RNF20 Links Histone H2B Ubiquitylation with Inflammation and Inflammation-Associated Cancer

Summary Factors linking inflammation and cancer are of great interest. We now report that the chromatin-targeting E3 ubiquitin ligase RNF20/RNF40, driving histone H2B monoubiquitylation (H2Bub1), modulates inflammation and inflammation-associated cancer in mice and humans. Downregulation of RNF20 and H2Bub1 favors recruitment of p65-containing nuclear factor κB (NF-κB) dimers over repressive p50 homodimers and decreases the heterochromatin mark H3K9me3 on a subset of NF-κB target genes to augment their transcription. Concordantly, RNF20+/− mice are predisposed to acute and chronic colonic inflammation and inflammation-associated colorectal cancer, with excessive myeloid-derived suppressor cells (MDSCs) that may quench antitumoral T cell activity.
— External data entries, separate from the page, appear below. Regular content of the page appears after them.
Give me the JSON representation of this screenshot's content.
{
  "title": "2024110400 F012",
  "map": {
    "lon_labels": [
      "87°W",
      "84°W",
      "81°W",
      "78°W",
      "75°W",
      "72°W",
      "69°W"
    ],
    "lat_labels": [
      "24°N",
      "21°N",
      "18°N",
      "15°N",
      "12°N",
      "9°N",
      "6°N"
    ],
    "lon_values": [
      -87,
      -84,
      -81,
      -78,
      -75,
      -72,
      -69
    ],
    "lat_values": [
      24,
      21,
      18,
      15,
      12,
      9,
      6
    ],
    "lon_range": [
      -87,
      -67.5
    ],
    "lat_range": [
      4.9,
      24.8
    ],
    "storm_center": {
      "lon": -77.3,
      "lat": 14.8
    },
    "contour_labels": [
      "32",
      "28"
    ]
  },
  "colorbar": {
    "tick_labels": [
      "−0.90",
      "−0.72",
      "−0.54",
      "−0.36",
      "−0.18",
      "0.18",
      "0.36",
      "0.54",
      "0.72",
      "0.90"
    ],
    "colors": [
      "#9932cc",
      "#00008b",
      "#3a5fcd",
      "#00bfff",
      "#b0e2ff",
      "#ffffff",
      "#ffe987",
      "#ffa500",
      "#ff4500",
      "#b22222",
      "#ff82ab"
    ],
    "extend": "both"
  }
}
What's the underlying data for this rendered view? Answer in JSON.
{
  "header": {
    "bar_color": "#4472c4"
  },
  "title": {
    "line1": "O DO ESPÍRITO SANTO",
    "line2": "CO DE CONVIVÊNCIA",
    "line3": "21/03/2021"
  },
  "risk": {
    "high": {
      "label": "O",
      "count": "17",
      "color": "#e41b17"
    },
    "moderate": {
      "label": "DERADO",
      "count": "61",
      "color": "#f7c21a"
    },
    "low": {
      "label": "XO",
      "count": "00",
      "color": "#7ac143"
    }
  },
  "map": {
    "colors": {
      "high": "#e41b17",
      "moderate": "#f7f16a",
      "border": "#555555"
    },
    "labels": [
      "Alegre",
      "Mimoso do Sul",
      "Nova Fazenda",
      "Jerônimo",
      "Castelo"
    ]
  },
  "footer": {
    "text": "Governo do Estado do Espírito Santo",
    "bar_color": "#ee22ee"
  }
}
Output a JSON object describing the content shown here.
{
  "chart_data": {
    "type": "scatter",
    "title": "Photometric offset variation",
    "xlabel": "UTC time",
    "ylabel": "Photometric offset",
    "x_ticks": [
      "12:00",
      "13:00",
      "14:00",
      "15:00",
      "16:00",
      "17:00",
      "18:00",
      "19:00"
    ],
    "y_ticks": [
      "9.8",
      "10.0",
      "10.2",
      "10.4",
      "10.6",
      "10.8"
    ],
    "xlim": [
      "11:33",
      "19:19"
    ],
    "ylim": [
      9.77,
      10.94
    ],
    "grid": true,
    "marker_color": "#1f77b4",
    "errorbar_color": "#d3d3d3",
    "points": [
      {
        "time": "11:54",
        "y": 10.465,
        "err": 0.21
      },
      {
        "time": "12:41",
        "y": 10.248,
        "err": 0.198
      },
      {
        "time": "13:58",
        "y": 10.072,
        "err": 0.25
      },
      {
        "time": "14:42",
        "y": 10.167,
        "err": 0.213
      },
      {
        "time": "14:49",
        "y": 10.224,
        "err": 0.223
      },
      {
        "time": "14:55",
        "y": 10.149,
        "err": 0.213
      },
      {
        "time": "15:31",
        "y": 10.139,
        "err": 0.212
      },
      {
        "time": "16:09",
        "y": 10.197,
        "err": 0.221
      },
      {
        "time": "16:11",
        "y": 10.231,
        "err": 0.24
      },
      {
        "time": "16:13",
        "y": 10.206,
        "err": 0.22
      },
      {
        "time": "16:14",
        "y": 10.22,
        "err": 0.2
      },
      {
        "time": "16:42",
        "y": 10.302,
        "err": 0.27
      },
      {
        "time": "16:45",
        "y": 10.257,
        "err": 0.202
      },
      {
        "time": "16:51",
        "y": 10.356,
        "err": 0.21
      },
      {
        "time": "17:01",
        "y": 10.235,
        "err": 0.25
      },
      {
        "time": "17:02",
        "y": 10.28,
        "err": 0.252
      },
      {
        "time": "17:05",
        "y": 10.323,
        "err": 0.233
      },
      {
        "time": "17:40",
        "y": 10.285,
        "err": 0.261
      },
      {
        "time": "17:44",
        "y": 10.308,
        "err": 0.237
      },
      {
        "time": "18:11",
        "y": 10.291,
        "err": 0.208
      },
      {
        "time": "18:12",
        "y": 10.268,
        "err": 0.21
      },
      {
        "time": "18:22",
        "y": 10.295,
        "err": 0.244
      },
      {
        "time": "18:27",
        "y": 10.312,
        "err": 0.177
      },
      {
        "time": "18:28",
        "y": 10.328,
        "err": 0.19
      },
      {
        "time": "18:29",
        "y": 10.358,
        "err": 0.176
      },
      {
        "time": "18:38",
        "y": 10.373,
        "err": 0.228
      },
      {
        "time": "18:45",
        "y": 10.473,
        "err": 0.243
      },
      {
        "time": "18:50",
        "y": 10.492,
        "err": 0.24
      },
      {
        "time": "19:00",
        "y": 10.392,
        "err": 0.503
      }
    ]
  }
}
Notably, colons of human ulcerative colitis patients, as well as colorectal tumors, reveal downregulation of RNF20/RNF40 and H2Bub1 in both epithelium and stroma, supporting the clinical relevance of our tissue culture and mouse model findings.
Graphical Abstract
Highlights • RNF20 and H2Bub1 modulate the NF-kB response • RNF20-deficient mice are prone to colonic inflammation and colorectal cancer • Reduced H2Bub1 may create a pro-tumoral microenvironment • Reduced H2Bub1 is associated with colitis and colorectal cancer in humans
Ubiquitination of histone H2B (H2Bub1), primarily by the E3 ligase RNF20, is reduced in many advanced cancers. Tarcic et al. report that downregulation of RNF20 and H2Bub1 promotes chronic colonic inflammation and inflammation-associated colorectal cancer in mice and humans, partly by augmenting NF-kB activity and attenuating the antitumoral T cell response.